In Canada, I find it offensive that abortion is covered under our health plan, but fertility treatments are not! Both or neither should be the case.
post #4 of 7
That is disturbing. I assume this man has some kind of scientific credentials as well as religious? They need to do MORE to cover and protect women's health, not less. I never did understand why some insurance companies, many in fact, won't cover birth control but will cover pregnancy and abortions. Fiscally, isn't birth control much cheaper in the long run than a pregnancy and child??

Being in the minority of non-Christians, it does bother me a lot to have theology being such a strong player in policy. Personally I think the benefits of stem cell research using the resources we already have (and are literally throwing away), far outweigh the moral objections based on the right-wing Christian point of view.
post #5 of 7
Both of those men are jerk's!
post #6 of 7
I'm a conservative but I don't believe that government should have anything to say, about MY health-care choices. Contraception and abortion should not be political footballs.

Personally, an abortion was never an option that I considered but there are times that it may be necessary.
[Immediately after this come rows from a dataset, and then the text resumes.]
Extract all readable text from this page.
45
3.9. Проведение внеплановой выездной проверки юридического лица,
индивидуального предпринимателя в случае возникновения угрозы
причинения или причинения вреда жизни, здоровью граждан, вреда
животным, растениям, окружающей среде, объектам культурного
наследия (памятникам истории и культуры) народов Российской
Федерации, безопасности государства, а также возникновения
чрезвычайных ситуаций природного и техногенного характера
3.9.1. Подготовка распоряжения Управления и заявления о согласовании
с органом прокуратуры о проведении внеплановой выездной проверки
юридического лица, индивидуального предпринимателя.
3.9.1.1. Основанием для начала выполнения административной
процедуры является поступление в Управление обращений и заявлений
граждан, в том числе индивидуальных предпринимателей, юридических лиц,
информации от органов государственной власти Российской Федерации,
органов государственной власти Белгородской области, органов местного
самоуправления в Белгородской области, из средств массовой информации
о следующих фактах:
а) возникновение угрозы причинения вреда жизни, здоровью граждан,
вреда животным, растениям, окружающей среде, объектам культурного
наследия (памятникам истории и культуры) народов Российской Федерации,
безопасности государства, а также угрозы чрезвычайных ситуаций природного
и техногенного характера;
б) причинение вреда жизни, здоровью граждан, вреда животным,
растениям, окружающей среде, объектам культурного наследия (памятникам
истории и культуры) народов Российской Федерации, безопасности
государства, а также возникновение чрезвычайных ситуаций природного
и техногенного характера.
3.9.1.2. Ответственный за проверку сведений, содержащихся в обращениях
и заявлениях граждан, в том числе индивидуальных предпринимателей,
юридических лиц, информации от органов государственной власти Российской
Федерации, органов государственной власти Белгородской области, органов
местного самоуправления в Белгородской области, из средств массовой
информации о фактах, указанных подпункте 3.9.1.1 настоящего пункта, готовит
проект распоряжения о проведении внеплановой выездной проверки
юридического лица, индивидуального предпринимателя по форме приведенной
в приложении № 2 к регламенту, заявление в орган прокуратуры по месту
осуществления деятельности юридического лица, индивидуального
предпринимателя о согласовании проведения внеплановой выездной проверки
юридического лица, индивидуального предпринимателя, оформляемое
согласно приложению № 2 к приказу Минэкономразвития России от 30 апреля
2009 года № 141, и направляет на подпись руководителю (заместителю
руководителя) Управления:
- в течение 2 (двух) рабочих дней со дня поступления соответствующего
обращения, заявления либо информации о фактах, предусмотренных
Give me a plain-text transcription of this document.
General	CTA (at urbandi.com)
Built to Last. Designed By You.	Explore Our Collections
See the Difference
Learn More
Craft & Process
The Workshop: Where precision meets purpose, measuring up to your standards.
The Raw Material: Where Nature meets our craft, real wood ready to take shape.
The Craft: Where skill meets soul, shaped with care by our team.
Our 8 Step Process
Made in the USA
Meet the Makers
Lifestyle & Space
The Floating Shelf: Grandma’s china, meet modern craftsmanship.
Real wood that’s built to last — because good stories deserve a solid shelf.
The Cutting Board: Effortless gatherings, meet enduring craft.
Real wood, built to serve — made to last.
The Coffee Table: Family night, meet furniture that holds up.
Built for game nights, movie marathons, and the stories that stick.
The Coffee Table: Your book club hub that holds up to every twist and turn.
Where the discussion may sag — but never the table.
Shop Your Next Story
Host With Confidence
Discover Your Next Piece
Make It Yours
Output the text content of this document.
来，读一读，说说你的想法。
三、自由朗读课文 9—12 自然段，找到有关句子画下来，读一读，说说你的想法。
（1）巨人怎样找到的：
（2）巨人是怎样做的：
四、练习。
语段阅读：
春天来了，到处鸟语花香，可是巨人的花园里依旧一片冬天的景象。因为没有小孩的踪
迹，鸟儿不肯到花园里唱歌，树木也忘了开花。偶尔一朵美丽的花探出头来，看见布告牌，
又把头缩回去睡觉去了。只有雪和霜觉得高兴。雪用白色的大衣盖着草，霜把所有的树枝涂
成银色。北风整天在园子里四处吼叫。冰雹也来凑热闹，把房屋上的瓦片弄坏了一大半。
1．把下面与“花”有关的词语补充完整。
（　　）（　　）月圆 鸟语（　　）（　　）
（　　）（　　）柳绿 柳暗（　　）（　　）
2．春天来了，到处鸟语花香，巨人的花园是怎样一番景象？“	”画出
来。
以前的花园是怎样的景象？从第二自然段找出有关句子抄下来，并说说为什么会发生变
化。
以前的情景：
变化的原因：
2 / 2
I do not want to see desperate women being forced back into back alleys with coat hangers.

Government should be involved only to the extent of seeing that doctors and clinics are properly certified and safe.
post #7 of 7
That unfortunately doesn't surprise me, seeing as Ashcroft is the Attorney General. I think one of the U.S.'s biggest strengths is the separation of church and state, and I hate to see the state undermine that principle.